En resumen, es cierto que el pecado original nos sacó del paraíso que Dios había soñado para nosotros. Pero también es cierto que Jesús se hizo hombre para recordarnos las “instrucciones” de Dios y ofrecernos la llave de un nuevo paraíso: el cielo que ya podemos anticipar en este mundo cuando vivimos cogidos de su mano.

3. Jesús, más que solo un hombre

Empezamos este breve (pero sustancioso) tema recordando una historia real que tiene como protagonista al zar ruso Pedro el Grande. Cuando era joven tenía mucho interés en aprender muchas cosas para poder gobernar bien su país cuando llegase el momento. Él pensaba que en su tierra se podrían construir grandes barco, parecidos a los que hacían los holandeses; así que decidió hacerse pasar por un obrero más e ir personalmente a sus astilleros para aprender todos los trucos. Así lo hizo y, gracias a eso, consiguió que Rusia fuera capaz de construir barcos impresionantes.

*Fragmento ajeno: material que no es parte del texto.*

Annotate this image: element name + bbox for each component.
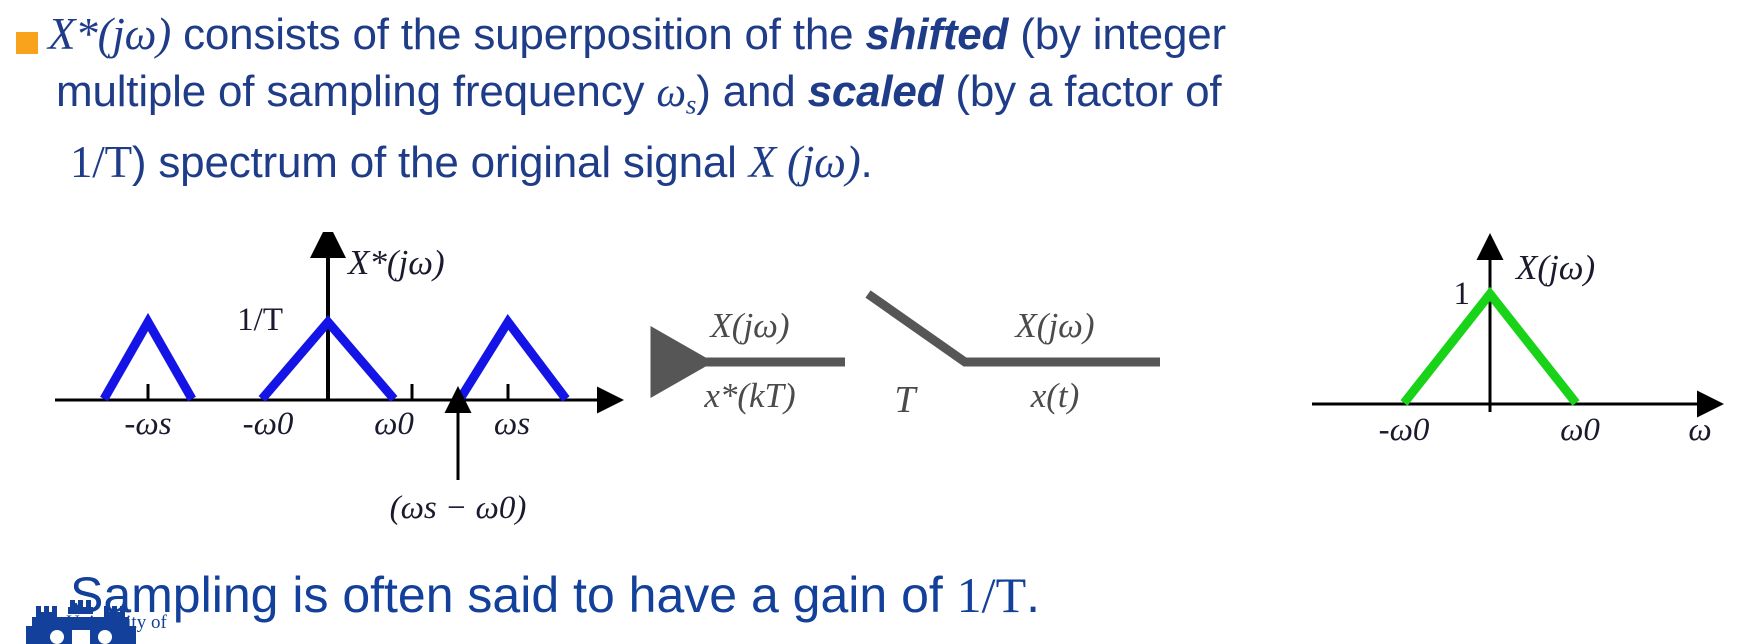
annotation-ws-minus-w0: (ωs − ω0) (390, 490, 527, 526)
label-below-right-arrow: x(t) (1030, 376, 1080, 415)
peak-label-one-over-t: 1/T (237, 302, 283, 338)
math-x-jw: X (jω) (749, 137, 861, 187)
label-below-left-arrow: x*(kT) (703, 376, 795, 415)
peak-label-one: 1 (1454, 276, 1471, 312)
math-one-over-t: 1/T (70, 137, 132, 187)
sampler-block-diagram: X(jω) x*(kT) T X(jω) x(t) (655, 294, 1160, 421)
chart-title-x-jw: X(jω) (1514, 248, 1595, 287)
bullet-marker-square (16, 32, 38, 54)
chart-title-x-star-jw: X*(jω) (346, 243, 445, 282)
sampling-spectra-figure: 1/T X*(jω) -ωs -ω0 ω0 ωs (ωs − ω0) X(jω)… (0, 232, 1750, 542)
math-omega-s: ωs (656, 70, 696, 116)
emph-scaled: scaled (808, 67, 944, 116)
bottom-math-one-over-t: 1/T (957, 567, 1026, 623)
x-tick-label-neg-w0-right: -ω0 (1379, 412, 1430, 448)
math-one-over-t-text: 1/T (70, 137, 132, 187)
x-tick-label-w0-right: ω0 (1560, 412, 1600, 448)
x-axis-label-omega: ω (1688, 412, 1711, 448)
x-tick-label-ws: ωs (494, 406, 530, 442)
x-tick-label-w0: ω0 (374, 406, 414, 442)
bullet-line2-text-b: ) and (696, 67, 807, 116)
chart-original-spectrum: 1 X(jω) -ω0 ω0 ω (1312, 248, 1712, 448)
math-omega-s-subscript: s (686, 90, 696, 120)
label-sampling-period-t: T (894, 379, 918, 421)
bullet-line2-text-a: multiple of sampling frequency (56, 67, 656, 116)
bottom-text-b: . (1026, 567, 1040, 623)
logo-caption: University of (66, 612, 167, 634)
replica-positive-ws (460, 322, 566, 399)
bottom-statement: Sampling is often said to have a gain of… (70, 566, 1040, 624)
bullet-line1-text-a: consists of the superposition of the (171, 10, 865, 59)
sampler-switch-symbol (868, 294, 1160, 362)
bullet-line-1: X*(jω) consists of the superposition of … (48, 6, 1748, 63)
bullet-paragraph: X*(jω) consists of the superposition of … (8, 6, 1748, 191)
math-omega-s-base: ω (656, 70, 685, 116)
bullet-line3-text-a: ) spectrum of the original signal (132, 138, 749, 187)
math-x-star-jw: X*(jω) (48, 9, 171, 59)
label-above-right-arrow: X(jω) (1013, 306, 1094, 345)
bottom-text-a: Sampling is often said to have a gain of (70, 567, 957, 623)
bullet-line-2: multiple of sampling frequency ωs) and s… (56, 63, 1748, 134)
bullet-line2-text-c: (by a factor of (943, 67, 1221, 116)
label-above-left-arrow: X(jω) (708, 306, 789, 345)
chart-sampled-spectrum: 1/T X*(jω) -ωs -ω0 ω0 ωs (ωs − ω0) (55, 243, 600, 526)
bullet-line-3: 1/T) spectrum of the original signal X (… (70, 134, 1748, 191)
bullet-line1-text-b: (by integer (1008, 10, 1226, 59)
emph-shifted: shifted (865, 10, 1008, 59)
x-tick-label-neg-ws: -ωs (124, 406, 171, 442)
x-tick-label-neg-w0: -ω0 (243, 406, 294, 442)
bullet-line3-text-b: . (861, 138, 873, 187)
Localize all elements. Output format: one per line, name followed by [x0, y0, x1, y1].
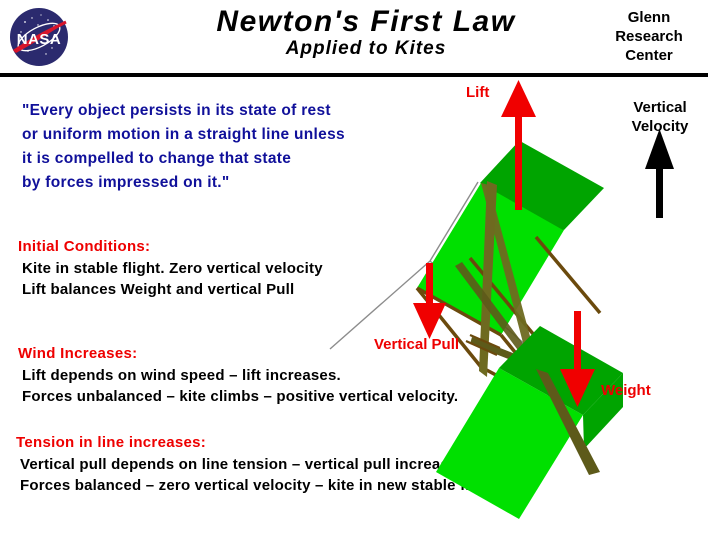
vertical-velocity-label-line2: Velocity	[618, 117, 702, 136]
center-line-3: Center	[596, 46, 702, 65]
center-line-2: Research	[596, 27, 702, 46]
weight-label: Weight	[601, 382, 651, 399]
lift-label: Lift	[466, 84, 489, 101]
center-line-1: Glenn	[596, 8, 702, 27]
vertical-velocity-label-line1: Vertical	[618, 98, 702, 117]
vertical-pull-label: Vertical Pull	[374, 336, 459, 353]
research-center-label: Glenn Research Center	[596, 8, 702, 65]
vertical-velocity-arrow	[645, 129, 674, 218]
page-title: Newton's First Law Applied to Kites	[196, 6, 536, 60]
kite-force-diagram	[0, 77, 708, 533]
title-subtitle: Applied to Kites	[196, 38, 536, 60]
vertical-velocity-label: Vertical Velocity	[618, 98, 702, 136]
nasa-logo-text: NASA	[17, 31, 62, 48]
nasa-meatball-logo: NASA	[8, 6, 70, 68]
title-main: Newton's First Law	[196, 6, 536, 38]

Dios también tenía planes grandes para su humanidad, la que Él había creado. Pero ya sabemos que el pecado original es el nombre que damos a la primera gran traición del hombre, la causante de todas las demás y del propio sufrimiento del hombre. ¿Qué hizo Dios ante esta situación? Veamos primero que NO hizo (y que nosotros seguramente habríamos hecho):

No se desentendió del problema dejando a la humanidad a la deriva; No castigó a los hombres como merecían por su orgullo y desagradecimiento; No rompió la alianza de amor que habían hecho.
En cambio, Si prestó atención al sufrimiento que venía acompañando al pecado. Y, además, buscó la forma de acercarse para darnos otra oportunidad de que su plan se llevara a cabo. Es decir, Dios se hizo hombre en Jesús de Nazaret, hijo de la joven María.

Cuesta trabajo creer que Jesús, un hombre como tantos otros en la historia, fuera Dios hecho persona. Sus mismos contemporáneos veían que era alguien con quien podían hablar, reír, llorar, comer, cantar… exactamente como cualquier otro hombre. Y, a la vez, veían los milagros que hacía, sentían la fuerza extraordinaria de sus palabras, contemplaron como le torturaron hasta morir y, más tarde, como venció a la temida muerte.
Realmente, no sabían qué pensar. Se necesitaron más de 400 años de reflexión, oración y compartir hasta que en el año 451, en el Concilio de Calcedonia, se llegó a la afirmación que dice que Jesucristo es “a la vez verdadero Dios y verdadero hombre”.
Algunas personas que conocen algunos detalles (más bien pocos) de Jesús no acaban de sentirse identificados con Él porque siguen viéndolo como alguien lejano, incapaz de comprender su sufrimiento. Esas personas pueden estar dolidas por haber pasado, ellos o personas queridas, por enfermedades, marginación, presiones de los compañeros; quizá se sintieron traicionados por los amigos, juzgados injustamente…

Sin embargo, no hay ningún dolor por el que no haya pasado Jesús: Él también estuvo enfermo y en la angustia de la muerte; fue criticado y perseguido; fue traicionado por sus mejores amigos, condenado injustamente y torturado hasta la muerte.